Nearly 60% of smartphone and tablet owners accessed sports content via their device at least once a day from January to September 2012, Nielsen found.
In addition, some 12% of smartphone owners and 10% of tablet owners did so more than three times a day:
Below, additional findings from Nielsen's 2012 Year in Sports, which reports on sports-related insights for the NFL, NBA, MLB, NHL, motor sports, golf, soccer, NCCA sports, NCA, and the 2012 Summer Olympic Games.
Top Devices for Checking Scores and Stats
Though sports content comes in many shapes and forms, sports fans typically pay most attention to the latest scores and stats.
Among owners of multiple connected devices, smartphones and laptops were the preferred device for checking sports scores (16%, respectively), followed by Internet-enabled TV sets (12%), tablets (9%), and gaming consoles (7%):
Sports fans were also active on social media during the year: 41% of all TV-related Tweets were about sports programming, though sports accounted for only 1.3% of all TV programming.
Most Marketable Athletes
To determine the most marketable athletes, Nielsen partnered with E-Poll Market Research to create the "N-Score," a metric that measures the endorsement potential of athletes.

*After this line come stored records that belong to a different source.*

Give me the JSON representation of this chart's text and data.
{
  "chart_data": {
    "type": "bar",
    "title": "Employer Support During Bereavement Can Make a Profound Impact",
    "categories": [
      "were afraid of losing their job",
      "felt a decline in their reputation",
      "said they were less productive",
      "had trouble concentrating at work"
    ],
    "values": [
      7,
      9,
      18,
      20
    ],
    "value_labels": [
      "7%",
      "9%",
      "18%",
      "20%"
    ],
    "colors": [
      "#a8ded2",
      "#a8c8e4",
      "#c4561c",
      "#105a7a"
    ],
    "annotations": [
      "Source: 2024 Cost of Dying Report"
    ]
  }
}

To calculate the scores, Nielsen polled roughly 1,100 Americans age 13+. The results are based on the public's awareness of the athletes and on a series of questions pertaining to their appeal and attributes.
Among moms surveyed, Michael Phelps is the most marketable athlete in the US, with an N-Score of 497, whereas among dads, that award goes to Peyton Manning with a score of 553. For dads, the second place winner, Danica Patrick, trails Manning by some 192 points.
Teens rank Michael Phelps as the most marketable athlete (with an N-Score of 570), while Americans age 65+ favor Gaby Douglas (783) and Tim Tebow (566).
Other key findings:
- There were nearly 60,000 programming hours of sporting events on national broadcast and cable television in 2012, up 45% from 2011 levels. That jump was driven in large part by the 2012 Summer Olympics.
- Most sporting events were watched live: 99% of sports events were consumed within the same day of airing among viewers age 18-49.
- Some $13.3 billion dollars was spent on sports events programming in 2012, accounting for 23% of national TV ad spend.
- TV viewers who recalled ads were 10% more likely to remember the advertiser's brand during sports programs than during non-sports programming in 2012.